Incompatibilidad de caracteres




«¡¡Dimito!! −chilló encendido de ira, al borde mismo del colapso,− ¡¡DI-MI-TO!!». Abandonó la habitación con un portazo y corrió escaleras abajo. Aquel hombre lo sacaba de quicio, lo llevaba al límite de sus fuerzas y lo trastornaba hasta el hartazgo.
Respiró hondo en un vano intento por liberar la rabia que aún tenía atravesada en la garganta y echó a andar. Caminaba sin rumbo maldiciendo con furia su suerte, perplejo y orgulloso a un tiempo por aquel alarido tan impropio de su recalcitrante timidez, cuando se descubrió de pronto frente al Finnegan's Club. Dudó un instante parado en la acera, apenas era mediodía, algo temprano quizá para un primer trago pero a fin de cuentas se lo había ganado, transigió al fin su mala conciencia mientras se adentraba en la alcohólica penumbra del local. Acodó fastidio y desaliento sobre la barra, pidió un whisky sin hielo y con un cigarrillo aún por encender entre los dedos trató de serenarse.
El crimen era su mundo, la violencia y el asesinato su pan de cada día, si no lograba hacerse respetar, si aceptaba las absurdas pretensiones de aquel advenedizo con delirios homicidas, se convertiría al instante en el hazmerreir de la profesión. No era él un hombre arrogante y odiaba parecerlo pero en juego andaba ahora su prestigio y solo eso le importaba.
En cualquier caso, ya nada tenía solución. No había vuelta atrás. La situación era insostenible y demasiado encallecido y viejo estaba ya su ánimo para dejarse humillar.
Aceptaba con honestidad su parte de culpa. En efecto: se sabía suspicaz, testarudo y sensible en exceso, lo incomodaba trabajar en equipo, carecía de habilidades sociales... Pero aquella cortesía desdeñosa, la fría condescendencia hacia su persona que desde hacía un tiempo marcaba el tono de charlas y reuniones, lo tensaba de tal modo que había hecho al fin estallar su indignación.
Pese a todo no debió insultarlo.

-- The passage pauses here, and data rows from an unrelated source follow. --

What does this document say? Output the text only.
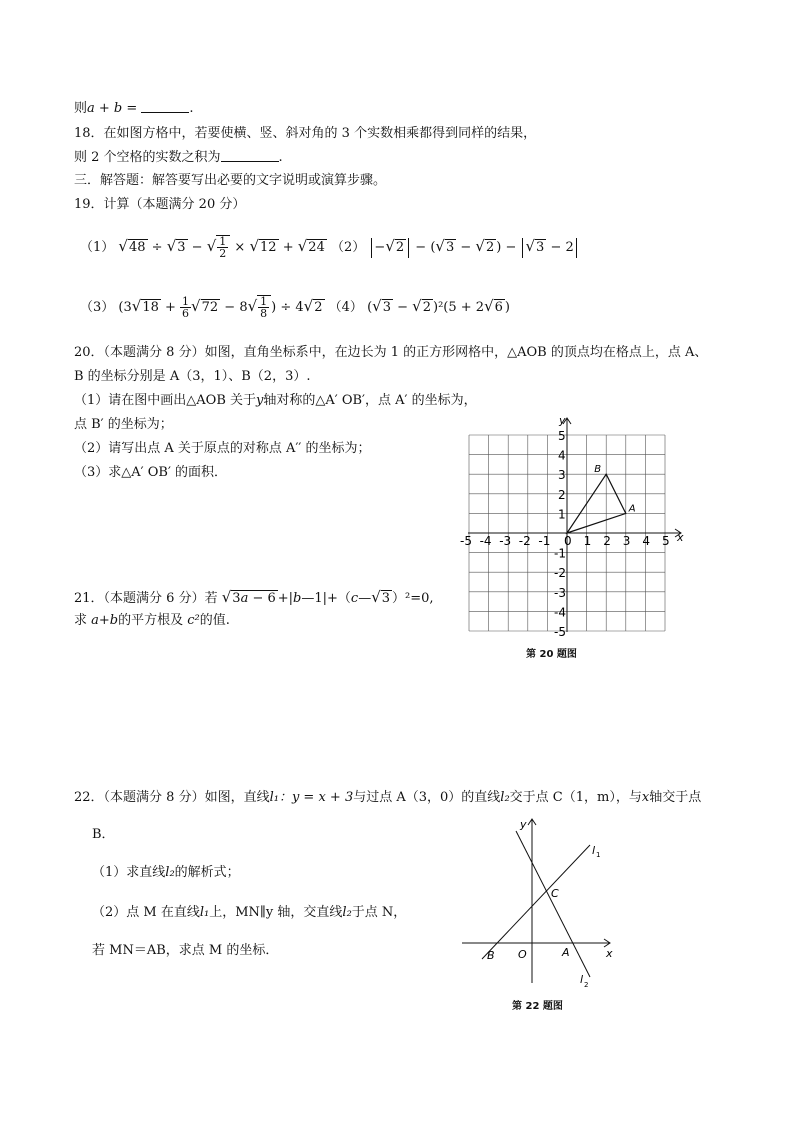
则a + b =	.
18．在如图方格中，若要使横、竖、斜对角的 3 个实数相乘都得到同样的结果，
则 2 个空格的实数之积为	.
三．解答题：解答要写出必要的文字说明或演算步骤。
19．计算（本题满分 20 分）
（1） √48 ÷ √3 − √ $\frac{1}{2} \times √12 + √24$ （2） −√2 − (√3 − √2 ) − √3 − 2
（3） ($3√18 + \frac{1}{6} √72 - 8√ \frac{1}{8}$ ) ÷ 4√2 （4） (√3 − √2 )²(5 + 2√6 )
20．（本题满分 8 分）如图，直角坐标系中，在边长为 1 的正方形网格中，△AOB 的顶点均在格点上，点 A、
B 的坐标分别是 A（3，1）、B（2，3）.
（1）请在图中画出△AOB 关于y轴对称的△A′ OB′，点 A′ 的坐标为，
点 B′ 的坐标为；
（2）请写出点 A 关于原点的对称点 A′′ 的坐标为；
（3）求△A′ OB′ 的面积．
x
y
-5 -4 -3 -2 -1 0 1 2 3 4 5
5
4
3
2
1
-1
-2
-3
-4
-5
A
B
第 20 题图
21．（本题满分 6 分）若 √3a − 6 +|b—1|+（c—√3 ）²=0,
求 a+b的平方根及 c²的值.
22．（本题满分 8 分）如图，直线l₁：y = x + 3与过点 A（3，0）的直线l₂交于点 C（1，m），与x轴交于点
B．
（1）求直线l₂的解析式；
（2）点 M 在直线l₁上，MN∥y 轴，交直线l₂于点 N，
若 MN＝AB，求点 M 的坐标．	x
y
B O	A
C
l 1
l 2
第 22 题图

Llamarlo «gordo bastardo» había estado por completo fuera de lugar, masculló entre dientes con cinismo y sin atisbo alguno de arrepentimiento.

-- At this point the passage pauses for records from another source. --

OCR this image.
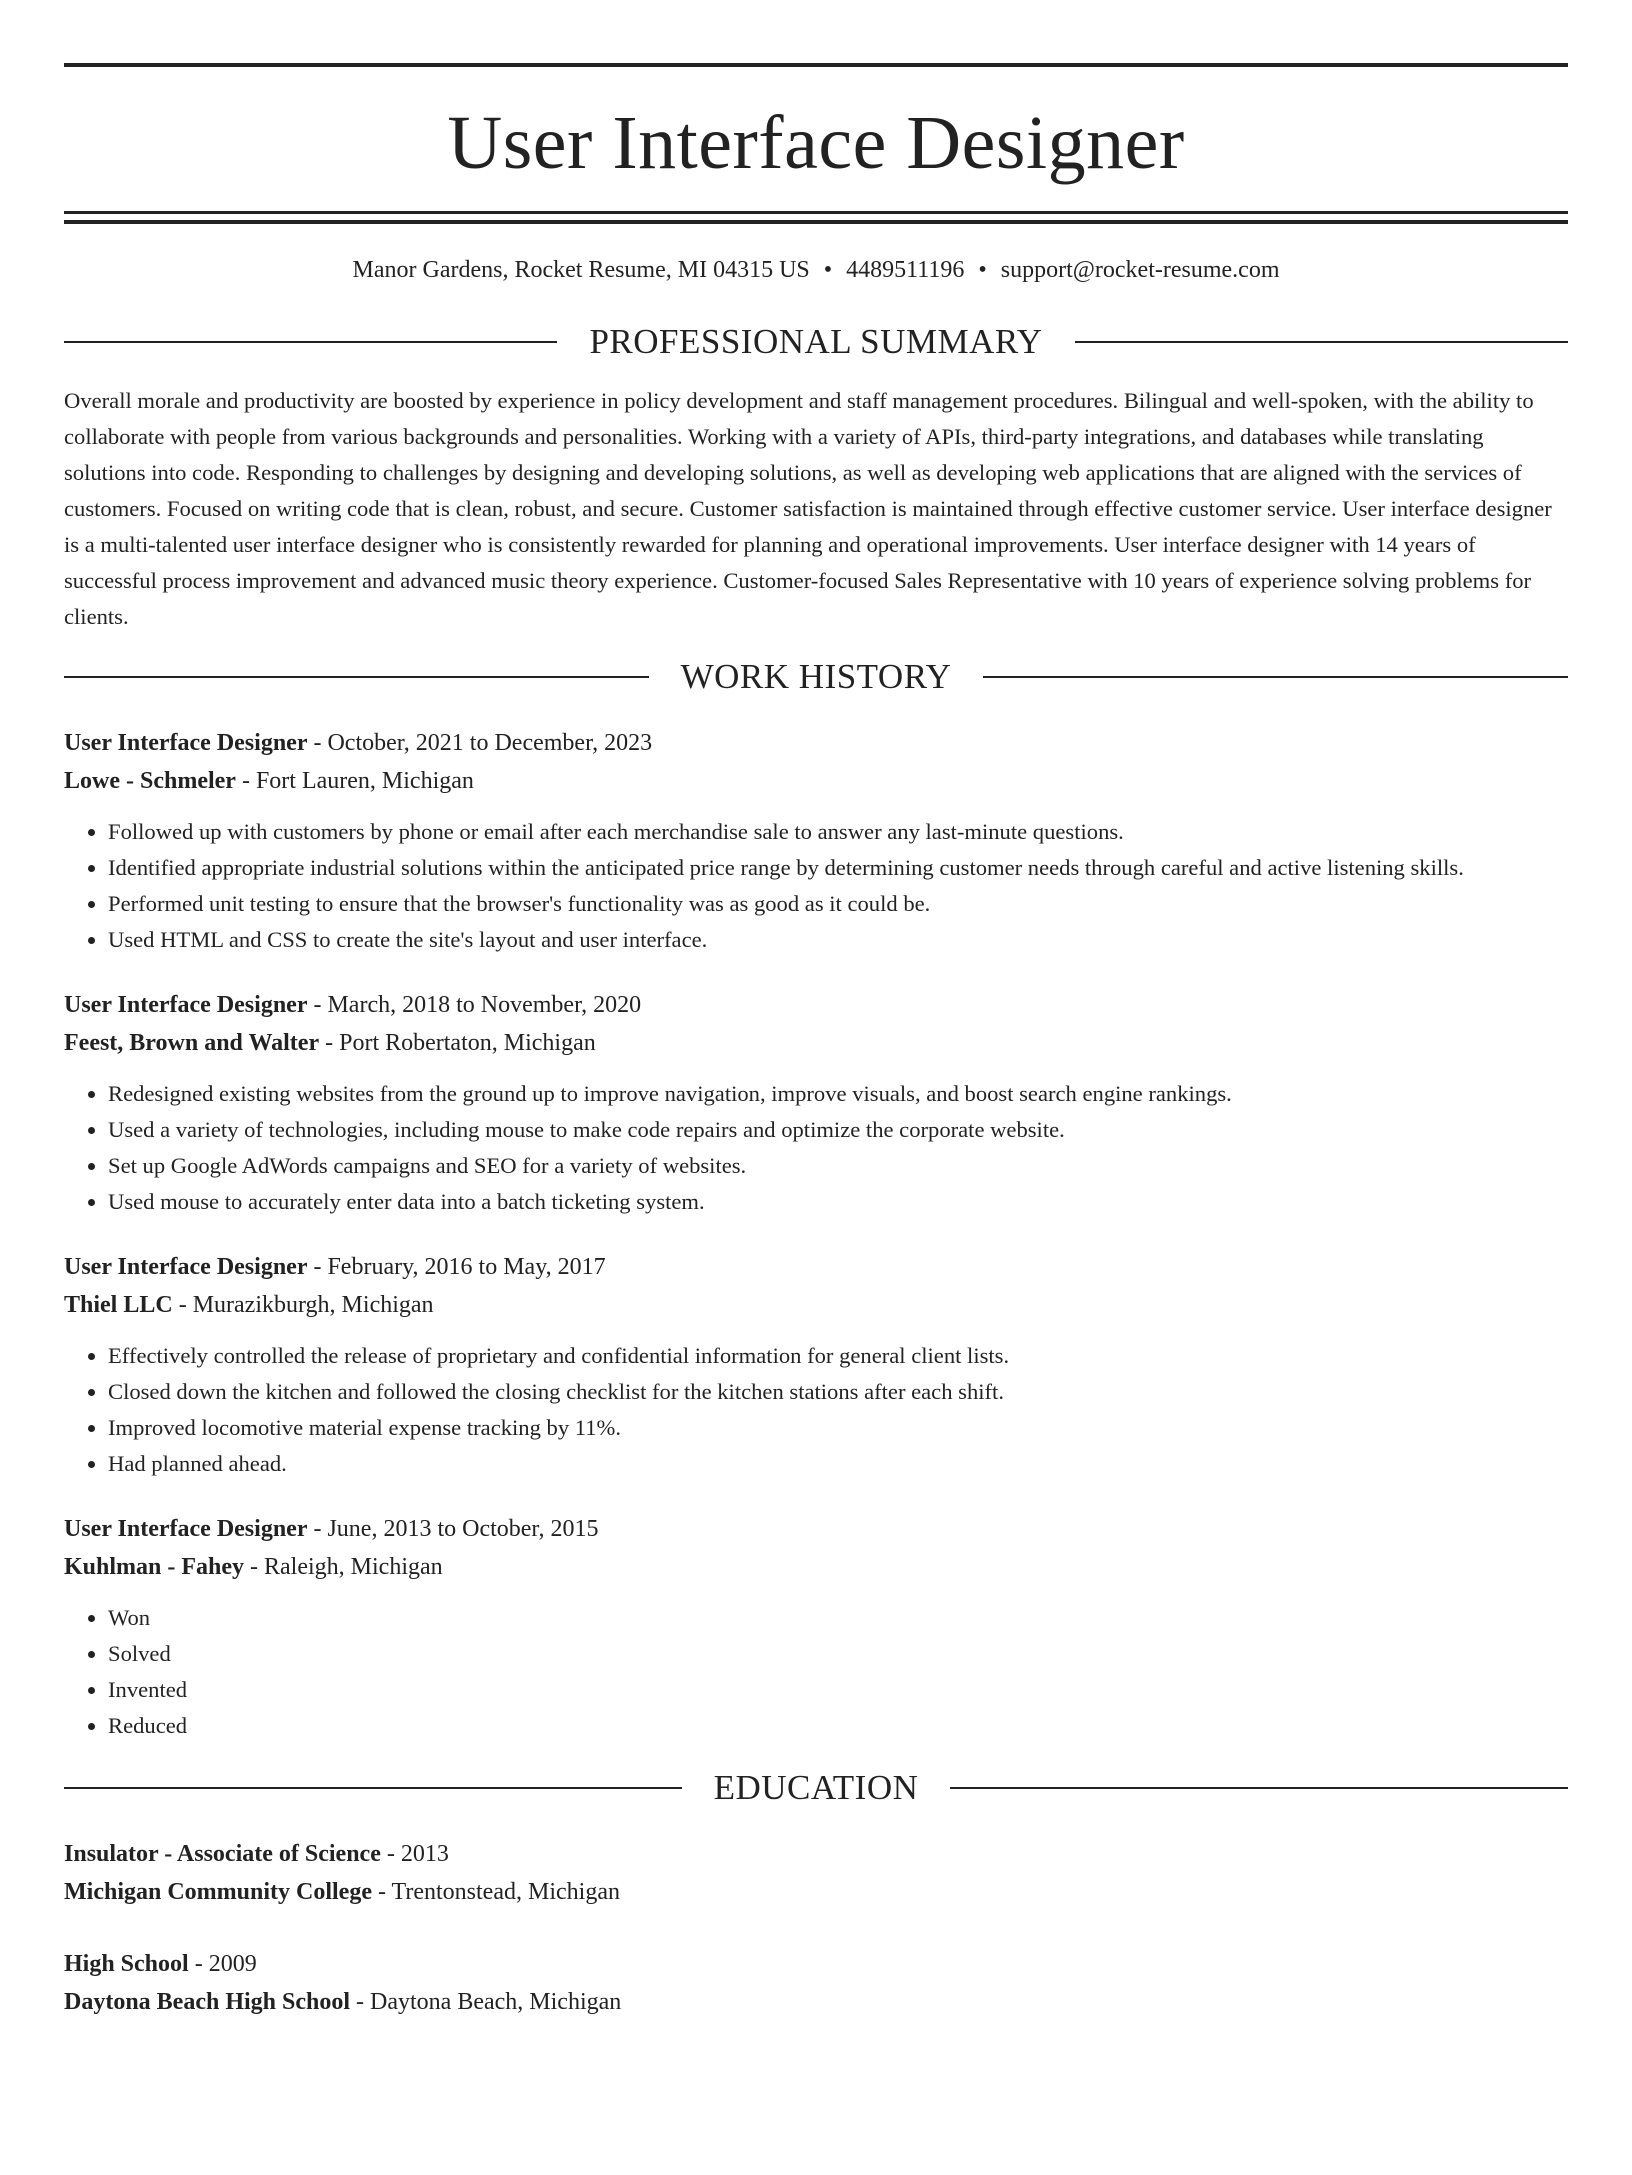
User Interface Designer
Manor Gardens, Rocket Resume, MI 04315 US • 4489511196 • support@rocket-resume.com
PROFESSIONAL SUMMARY

Overall morale and productivity are boosted by experience in policy development and staff management procedures. Bilingual and well-spoken, with the ability to collaborate with people from various backgrounds and personalities. Working with a variety of APIs, third-party integrations, and databases while translating solutions into code. Responding to challenges by designing and developing solutions, as well as developing web applications that are aligned with the services of customers. Focused on writing code that is clean, robust, and secure. Customer satisfaction is maintained through effective customer service. User interface designer is a multi-talented user interface designer who is consistently rewarded for planning and operational improvements. User interface designer with 14 years of successful process improvement and advanced music theory experience. Customer-focused Sales Representative with 10 years of experience solving problems for clients.

WORK HISTORY
User Interface Designer - October, 2021 to December, 2023
Lowe - Schmeler - Fort Lauren, Michigan
• Followed up with customers by phone or email after each merchandise sale to answer any last-minute questions.
• Identified appropriate industrial solutions within the anticipated price range by determining customer needs through careful and active listening skills.
• Performed unit testing to ensure that the browser's functionality was as good as it could be.
• Used HTML and CSS to create the site's layout and user interface.
User Interface Designer - March, 2018 to November, 2020
Feest, Brown and Walter - Port Robertaton, Michigan
• Redesigned existing websites from the ground up to improve navigation, improve visuals, and boost search engine rankings.
• Used a variety of technologies, including mouse to make code repairs and optimize the corporate website.
• Set up Google AdWords campaigns and SEO for a variety of websites.
• Used mouse to accurately enter data into a batch ticketing system.
User Interface Designer - February, 2016 to May, 2017
Thiel LLC - Murazikburgh, Michigan
• Effectively controlled the release of proprietary and confidential information for general client lists.
• Closed down the kitchen and followed the closing checklist for the kitchen stations after each shift.
• Improved locomotive material expense tracking by 11%.
• Had planned ahead.
User Interface Designer - June, 2013 to October, 2015
Kuhlman - Fahey - Raleigh, Michigan
• Won
• Solved
• Invented
• Reduced
EDUCATION
Insulator - Associate of Science - 2013
Michigan Community College - Trentonstead, Michigan
High School - 2009
Daytona Beach High School - Daytona Beach, Michigan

Era su jefe, cierto, pero si una vez tras otra aplastaba con insolencia hasta la más nimia de sus iniciativas, si él mismo planteaba problema y solución ignorando todas sus ideas ¿para qué diablos lo necesitaba?

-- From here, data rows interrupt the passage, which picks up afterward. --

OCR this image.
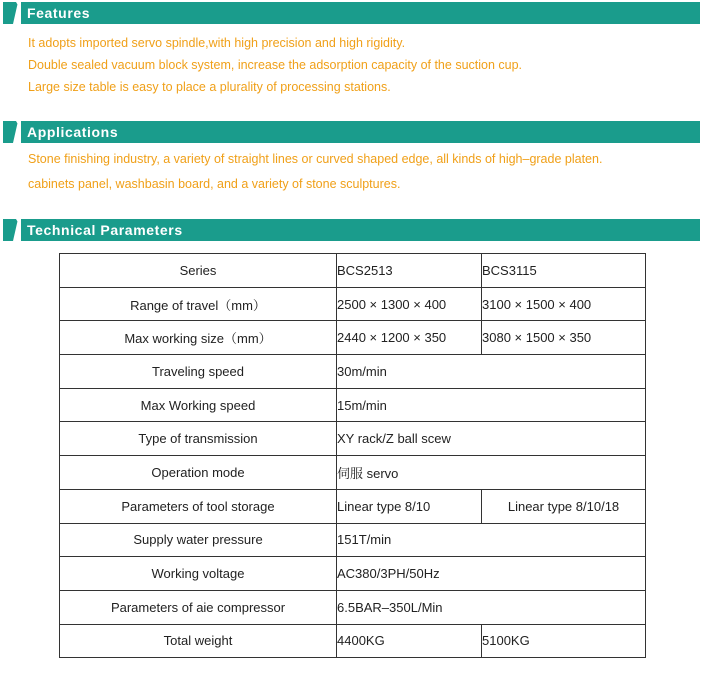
Features
It adopts imported servo spindle,with high precision and high rigidity.
Double sealed vacuum block system, increase the adsorption capacity of the suction cup.
Large size table is easy to place a plurality of processing stations.
Applications
Stone finishing industry, a variety of straight lines or curved shaped edge, all kinds of high–grade platen.
cabinets panel, washbasin board, and a variety of stone sculptures.
Technical Parameters
Series	BCS2513	BCS3115
Range of travel（mm）	2500 × 1300 × 400	3100 × 1500 × 400
Max working size（mm）	2440 × 1200 × 350	3080 × 1500 × 350
Traveling speed	30m/min	
Max Working speed	15m/min	
Type of transmission	XY rack/Z ball scew	
Operation mode	伺服 servo	
Parameters of tool storage	Linear type 8/10	Linear type 8/10/18
Supply water pressure	151T/min	
Working voltage	AC380/3PH/50Hz	
Parameters of aie compressor	6.5BAR–350L/Min	
Total weight	4400KG	5100KG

Concienzudo y minucioso como era, había trazado un plan, pensado con cuidado cada detalle, puesto lo mejor de su inteligencia al servicio del trabajo encomendado y aquel vejestorio panzudo despojaba ahora a su esfuerzo de sentido, despreciaba su talento y le achacaba una falta de estilo que de ningún modo iba a tolerar. «Lógica y verosimilitud nunca fueron negociables, señor  Hitchcock −musitó apenas para sí con dolorosa decepción.− ¡Y Raymond Chandler merece su respeto, por amor de Dios!»
Hasta la extenuación, día tras día, le había rogado sacrificar parte de aquellos llamativos trucos visuales a los que tan aficionado parecía, en favor de la emoción; en interés de los personajes, de sus motivos y psicología; de la coherencia y el realismo imprescindibles para perfilar un buen relato. Pero fracasó en su empeño y el todopoderoso director había acabado por tirar su guión a la basura. En una película de Hitchcock nunca habría lugar para nada que él mismo no hubiera podido concebir, se consoló al fin Chandler, consciente de haber perdido la batalla.
Apuró de un trago su copa y salió a la calle. En un cajón de su escritorio Philip Marlowe dormía el eterno sueño de los justos, recordó de pronto. Esa misma tarde sacaría a su leal detective del aprieto en que lo había dejado atrapado meses atrás, decidió con renovada ilusión mientras un remordimiento de olvido cruzaba su rostro. Ahuyentó de su mente la versión que, en torno al novelesco encuentro de dos extraños en un tren, muy a su pesar dejaba incompleta y deseó en silencio suerte a su suplente. «El pobre diablo va a necesitarla», murmuró con sarcasmo en un súbito relámpago de malicia. 







Mención honorífica certamen enero 2020 "El Tintero de Oro"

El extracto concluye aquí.